In this episode of the NFX Podcast, Saar Gur, a General Partner at CRV and one of Silicon Valley’s top investors, shares his insights on identifying emerging consumer trends, his investment philosophy, and his journey into venture capital.
Known for his early investment in DoorDash, Gur’s unique perspective and approach to investing have made him a standout figure in the venture capital landscape.
I wanted to have impact at scale and I guess that’s just been the amazing thing about the internet and software that really still draws my passion in that if something works, it’s just so accessible to people and it can have such a big impact in their life and touch so many people. – Saar Gur
I still love dreaming the dream of starting with a founder how a unique product might just improve someone’s life or a small business owner’s life. – Saar Gur
Embracing the Weird
Gur embraces the weird and looks for users who are getting real value from a product or a movement.
He believes that if a product resonates deeply with a set of users, it has the potential to go mainstream.
Humility in Success
Despite his success, Gur remains humble and dedicated to his work.
He continues to dream about how unique products can improve people’s lives and is passionate about helping entrepreneurs realize their visions.
Emotional Reaction as a Decision Factor
Gur’s investment decisions are often driven by an emotional reaction.
He needs to feel excited and passionate about a company’s idea and team.
If there’s a new platform change or a massive change in consumer behavior, or if an entrepreneur shows him something he hadn’t thought about, he might get really excited.
Spotting Consumer Trends
Saar Gur’s ability to identify emerging consumer trends early has been instrumental in his successful investment journey.
His passion for products that consumers love and his dedication to helping his companies succeed have led to successful investments in companies like DoorDash.
Impact of Personal Background
Gur’s background and upbringing have significantly influenced his investment approach.
His early fascination with the internet’s potential to change the world led him to focus on technology and its impact on consumers’ lives.
Investment Philosophy
Gur’s investment philosophy revolves around scalability and impact potential.
He is drawn to companies that can significantly improve people’s lives or small business owners’ operations.
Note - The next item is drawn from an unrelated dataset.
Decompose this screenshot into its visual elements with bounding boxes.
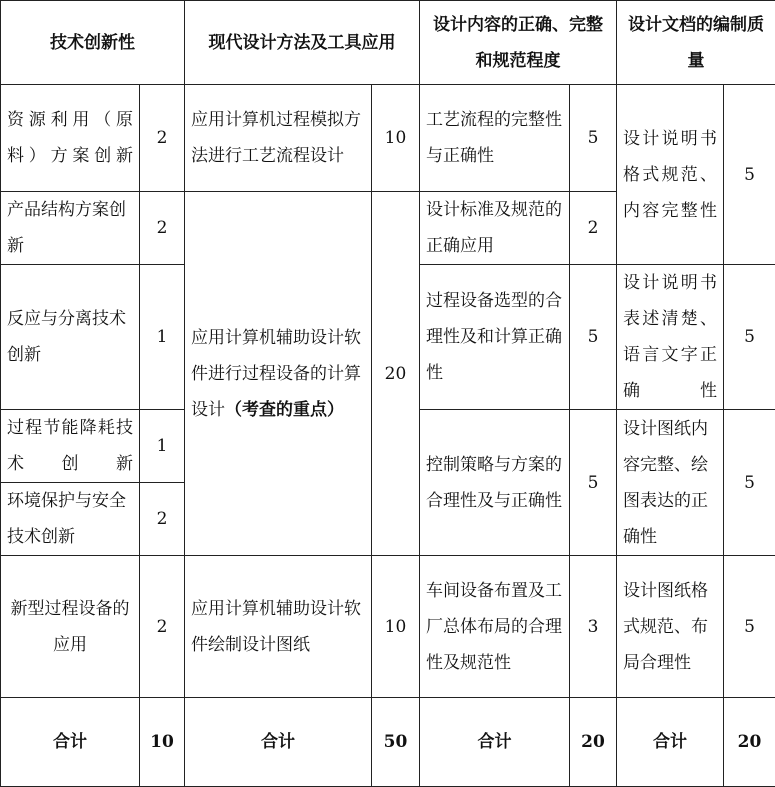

He believes in the power of the internet and software to create scalable solutions that can reach and impact a large number of people.
Role of a Venture Capitalist
Gur believes that being a venture capitalist is about more than just providing funding.
He sees his role as being a supportive figure for entrepreneurs, someone they can call to discuss ideas, vent, or seek advice.
Empathetic Approach to Rejections
Gur’s approach to saying no to investment opportunities is empathetic.
He understands that a rejection doesn’t necessarily mean he thinks the company won’t succeed.
Sometimes, it’s simply because he doesn’t feel a connection with the company or its idea.
Investing in Post-Product Pre-Traction Companies
Gur’s investment strategy often centers around post-product pre-traction companies.
He learns a lot from watching a team put together a prototype, pick a name, and get customer feedback.
He gravitates towards companies that have a big idea from the beginning.
Investment in Patreon
Gur’s investment in Patreon was based on a theme he was interested in.
He had previously worked on causes with Sean Parker and was interested in the potential of the internet to enable new forms of patronage.
When he met the team behind Patreon, he believed they had the solution to this problem.
Investment Strategy
Gur’s investment strategy is a combination of following themes and looking for companies that align with his thesis.
He believes in the importance of understanding the problem a company is trying to solve and being passionate about that problem.
Supporting Entrepreneurs
Gur’s venture capital journey was driven by his desire to support entrepreneurs.
He realized that many promising companies simply needed funding to succeed, leading him to venture capital where he could provide the necessary financial support.